One way to learn about your relationship to self is through journaling exercises. The exercises are a way of looking at self through a different lens. In my book THE MAGIC THEATER: YOUR PERSONAL JOURNAL I have an exercise that asks you to look at the messages you received growing up and accepted without consideration. I recall working with a young woman who believed she could fall in love with someone at the Country Club and be happier than meeting someone in a less elite setting. And, of course, this meant maintaining that imagine to capture her man and keep him. I had a friend tell me that men stayed married and monogamous only when the wife stayed beautiful. And she spent every dollar she could gather on plastic surgery to fit that belief. Another male friend let his family talk him into the career that the men in his family followed for generations when he wanted to do something totally different. He ended up bankrupt.

Once when I was doing bankruptcy counseling, I had a client who had a good job, had remodeled his newly purchased home and was filing for what he hoped would be a Chapter 7, the write off bankruptcy. He had money for extras like DVDs for his video collection, an outlandish food budget, and frankly told me he didn’t want to live like a pauper. His lack of knowledge of self lead him into writing off the contractors who made his home beautiful without concern that this put them in difficult financial situations.

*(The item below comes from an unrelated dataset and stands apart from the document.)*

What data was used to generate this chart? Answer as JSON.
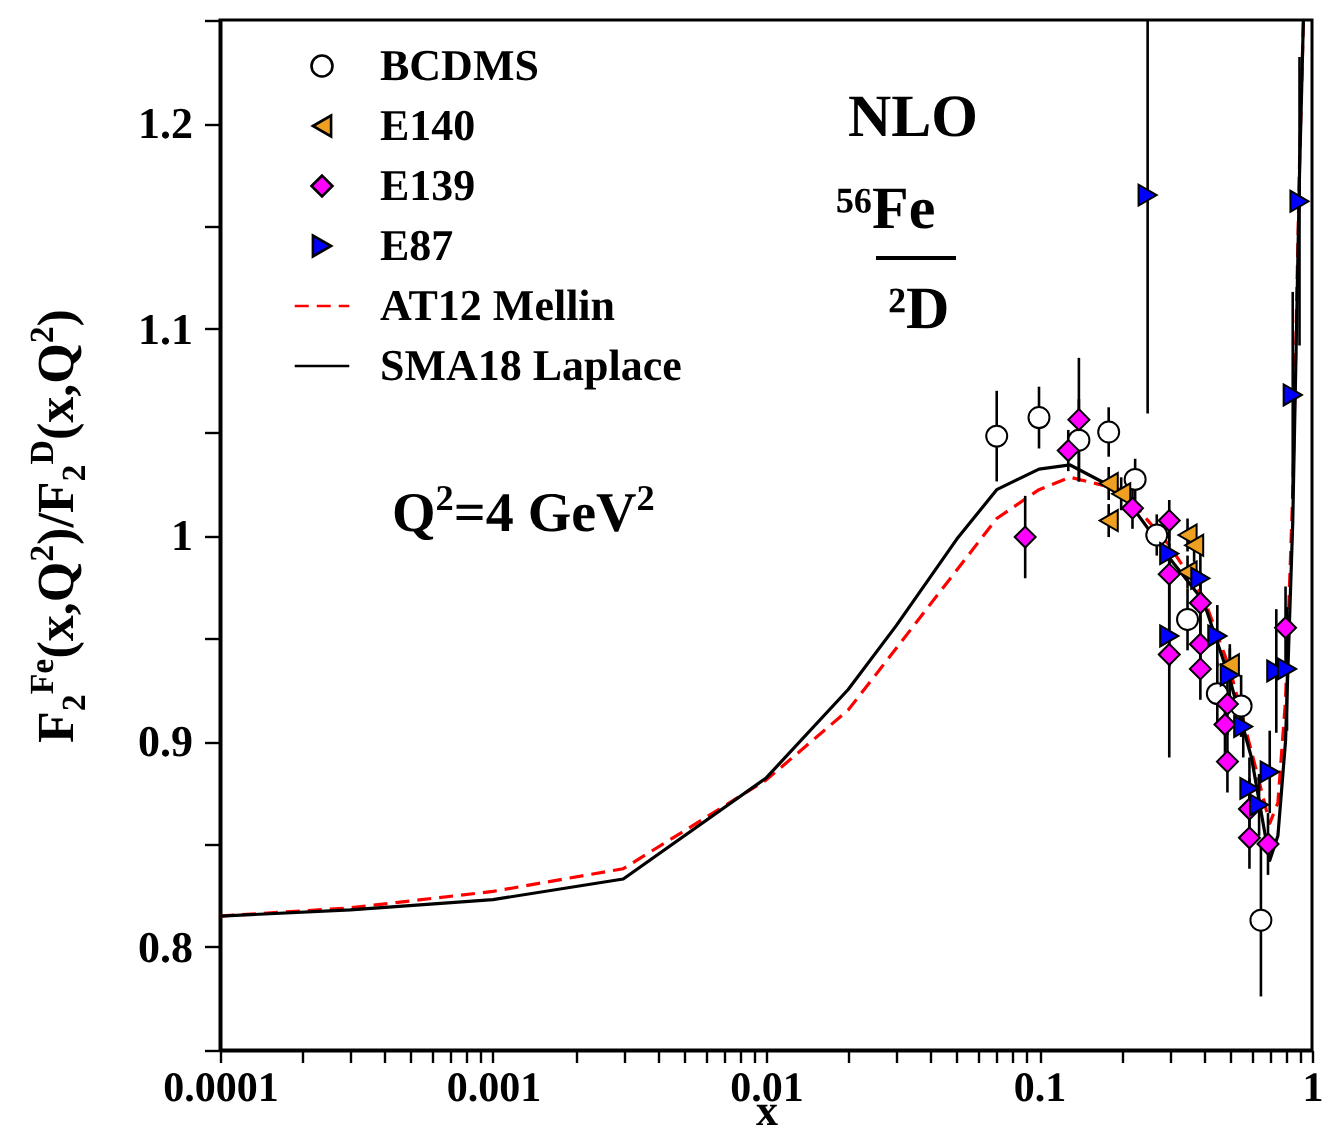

These people never faced the reason for their spending. As a result, their spending yanked them around and in most cases created pain and suffering for others. In the case of the woman hung up on beauty, her marriage ended in divorce. The man eventually remarried someone not wearing size 3 clothing and obsessed with her image, but one that gave him warmth and affection. He’s happier than he ever was. What have you considered as truth? Have you really challenged that belief?

What part of you have you given away and yearn for? Even keeping a daily journal of “to-do” lists and what you did has great value if you go back and read it over, looking for patterns that can lead you to awareness of what you are doing. But journaling is only one way to get to know yourself better.

You have all the answers within. You just don’t know how to reach them. To start your Hero’s Journey, as mythologist Joseph Campbell calls it, begin with more insight. There are some wonderful books out there about the wisdom hidden myths. Look into the work of Campbell and Jung. Among my mentors you will find Clarissa Pinkola Estes, especially her WOMEN WHO RUN WITH WOLVES, and Gregg Levoy’s CALLINGS: FINDING AND FOLLOWING AN AUTHENTIC LIFE.

Finally, spend some time with the two noted humanistic psychologists, Abraham Maslow and Carl Rogers, who have written a great deal about this process of becoming authentic, knowing and loving self. Rogers calls it “fully functioning and says that It isn’t for the faint of heart. However, I assure you it IS worth the effort. Maslow is so adamant on the process, that he has written:

And when we are at peace with our self, we become at peace with our money. If you feel stuck taking this journey on your own, look for a good life coach or counselor who can assist you in finding what you are probably avoiding on some level, one who will help you excavate your true self.